For 40 years we have lived under the delusion Aboriginal Australia needs more government, not less. The Howard government’s 2007 intervention relied on that same flawed assump­tion. People of good heart wanted John Howard’s measures to succeed, if only to put a stop to the abuse and social dysfunction uncovered by this newspaper and others. Visiting the indigenous settlements of the Central Desert eight years on, it is obvious we were kidding ourselves. Much of the grog consumption has migrated to town and there are covered basketball courts courtesy of Kevin Rudd’s stimulus spending.

The verdict, almost unanimous, is the measures encouraged greater dependency. Those who live in the welfare sinkholes of Nyirripi, Papunya, Yuendumu or Kintore still lack the power to alter their impoverished lives for better or for worse. A new work-for-the-dole program in remote communities demands recipients perform “work-like activities” for up to 25 hours a week. The revised Remote Jobs and Communities Program will be a test of the government’s nerve. Even more, it will test the nerves of the RJCP officials on the ground whose thankless task is to cajole welfare recipients into action and snitch on the laggards to Centrelink.

Yet “work-like activities” are not the same thing as work, and while RJCP may be better designed than previous schemes, it faces formidable obstacles. In one community at 10am last Wednesday, a man was raking up rubbish, the only one of dozens of welfare recipients who apparently had bothered to turn up. From another community came reports young women whose dole had been stopped were menacing their elders for cash.

In a community store in another town, Aboriginal shoppers were being served by a backpacker from Argentina while another from England looked after the takeaway counter. Five locals notionally were employed by the store but none had turned up. The pernicious effect of four decades of welfare will not easily be broken. Three-quarters of the people in the remote Northern Territory have no memory of the time when indigenous people were employed. Lifestyles have adapted accordingly.

The local clinic offers no appointments, so a visit takes all day. The same goes for community and royalty meetings. People can be relied on to make logical ­choices even under such illogical circumstances. It is easy to conclude work doesn’t pay. Severing ties with Centrelink means no free health treatment. Getting back on the agency’s books if a job doesn’t work out is a hassle best avoided.

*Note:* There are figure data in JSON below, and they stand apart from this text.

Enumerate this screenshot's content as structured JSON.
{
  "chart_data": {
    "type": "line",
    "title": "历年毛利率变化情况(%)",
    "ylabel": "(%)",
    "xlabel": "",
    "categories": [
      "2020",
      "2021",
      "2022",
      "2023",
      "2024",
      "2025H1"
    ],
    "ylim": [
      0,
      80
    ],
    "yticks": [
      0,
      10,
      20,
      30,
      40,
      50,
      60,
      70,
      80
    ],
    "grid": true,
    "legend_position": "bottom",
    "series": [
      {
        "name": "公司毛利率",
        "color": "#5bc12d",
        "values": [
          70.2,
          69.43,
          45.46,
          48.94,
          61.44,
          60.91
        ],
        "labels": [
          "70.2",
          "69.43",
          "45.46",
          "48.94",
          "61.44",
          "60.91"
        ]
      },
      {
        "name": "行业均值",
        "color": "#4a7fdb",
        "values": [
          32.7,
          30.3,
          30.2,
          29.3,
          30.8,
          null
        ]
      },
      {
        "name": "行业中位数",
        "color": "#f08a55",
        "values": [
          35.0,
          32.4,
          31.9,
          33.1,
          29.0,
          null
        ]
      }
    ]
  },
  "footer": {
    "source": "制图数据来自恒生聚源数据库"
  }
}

Income pushes up the rent while the insidious practice of humbugging means income must be socialised. The loss of the daily freedom that comes with the welfare is another disincentive. It’s a wonder anyone works at all.

What remote Australia needs is not money but enterprise. It lacks the dynamic middle class Menzies identified as the motive power of progress, “the strivers, the planners, the ambitious ones” who seek a margin above average.

The buzzword for the propon­ents of constitutional amendment — recognise — frames a potential blueprint for a new direction. After decades of welfare failure, it is time to recognise the clumsy, self-servicing arm of government is incapable of assisting. If the proposal to remove race powers from the Constitution is to have any practical effect, we must acknowledge the racist assumptions that underpinned the failed policies of separatism and collectivism.

We must recognise the rich and precious Aboriginal culture is not incompatible with individual enterprise, and that the pursuit of self-interest and public benefit go hand in hand.

Above all, we should recognise the social evils destroying traditional culture are, by and large, symptoms of welfare. White public housing ghettos are little different from the ghettos of Central Australia. The pernicious effects of the welfare life are indifferent to ethnicity.

Nick Cater is executive director of the Menzies Research Centre and is researching welfare reform.